While it is not clearly shown, it may be assumed that those in charge of the canvass for signers to the petition, having in mind the statute and decisions above referred to consulted the poll lists in advance, and, when applying to a voter for his signature,’ took pains to have him write it to correspond with the form in which the poll clerk had recorded it. In so doing no one was wronged, nor any statute violated. In each instance the signer had voted at the last preceding election, and his name, varying in some respects from its true and proper form, was entered upon thé poll lists. In each instance the name so listed was intended for the true name. In each instance the voter signed the petition by the name in which he was so listed. This is a literal compliance with the requirement of the statute for signatures of those “who voted at the last preceding election as shown by the poll lists.” This holding does not, as counsel seem to fear, open the door to fraud, or enable an evilly disposed person to falsely adopt a name found on the poll lists, and thus acquire a pretended or spurious eligibility to become a signer of a petition of consent. It is just as. easy for the evilly disposed to personate the voter who is listed by his correct name as one who is listed by a. misspelled name. It being admitted that the signer of the petition is a legal voter of the city, that he did vote at the last preceding election, that he was listed by the poll clerk by a name intended to be his own, that he signed the petition or statement, and that his name so signed is identical with his name as recorded upon the poll list, every requirement of the statute is literally complied with.

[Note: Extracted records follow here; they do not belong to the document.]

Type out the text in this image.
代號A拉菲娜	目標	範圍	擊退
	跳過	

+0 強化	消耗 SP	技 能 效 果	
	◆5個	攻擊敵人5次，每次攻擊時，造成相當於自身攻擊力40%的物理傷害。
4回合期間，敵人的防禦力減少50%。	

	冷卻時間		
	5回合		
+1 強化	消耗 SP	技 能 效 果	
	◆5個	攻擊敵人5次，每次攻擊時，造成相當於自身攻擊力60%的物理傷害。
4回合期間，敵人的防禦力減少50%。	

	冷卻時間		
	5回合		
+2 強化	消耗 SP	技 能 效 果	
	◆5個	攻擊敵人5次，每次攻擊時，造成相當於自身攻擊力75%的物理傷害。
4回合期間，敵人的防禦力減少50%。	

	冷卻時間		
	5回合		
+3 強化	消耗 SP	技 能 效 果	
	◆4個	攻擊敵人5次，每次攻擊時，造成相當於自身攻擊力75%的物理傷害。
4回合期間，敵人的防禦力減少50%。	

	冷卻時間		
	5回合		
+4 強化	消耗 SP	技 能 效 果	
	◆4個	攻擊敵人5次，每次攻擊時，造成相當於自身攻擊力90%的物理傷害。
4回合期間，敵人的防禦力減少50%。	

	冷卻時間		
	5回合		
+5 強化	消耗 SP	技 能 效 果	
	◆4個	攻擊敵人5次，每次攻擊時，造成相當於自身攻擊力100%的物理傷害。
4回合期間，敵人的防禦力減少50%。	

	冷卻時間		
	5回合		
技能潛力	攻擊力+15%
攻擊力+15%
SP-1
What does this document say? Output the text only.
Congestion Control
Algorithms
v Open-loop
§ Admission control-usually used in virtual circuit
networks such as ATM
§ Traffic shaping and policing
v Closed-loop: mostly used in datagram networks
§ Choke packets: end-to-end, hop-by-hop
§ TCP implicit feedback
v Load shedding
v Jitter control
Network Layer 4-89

Indeed, even if a legal voter, in the absence of *467fraud, votes under a name that is wholly assumed, and is so listed, we see no reason why he may not sign a petition of consent by the same name, provided that, in so using such name he does not intend or attempt to personate any other voter. This is so manifest that argument can hardly make it clearer.

It follows that the judgment below is correct; and it is therefore — Affirmed.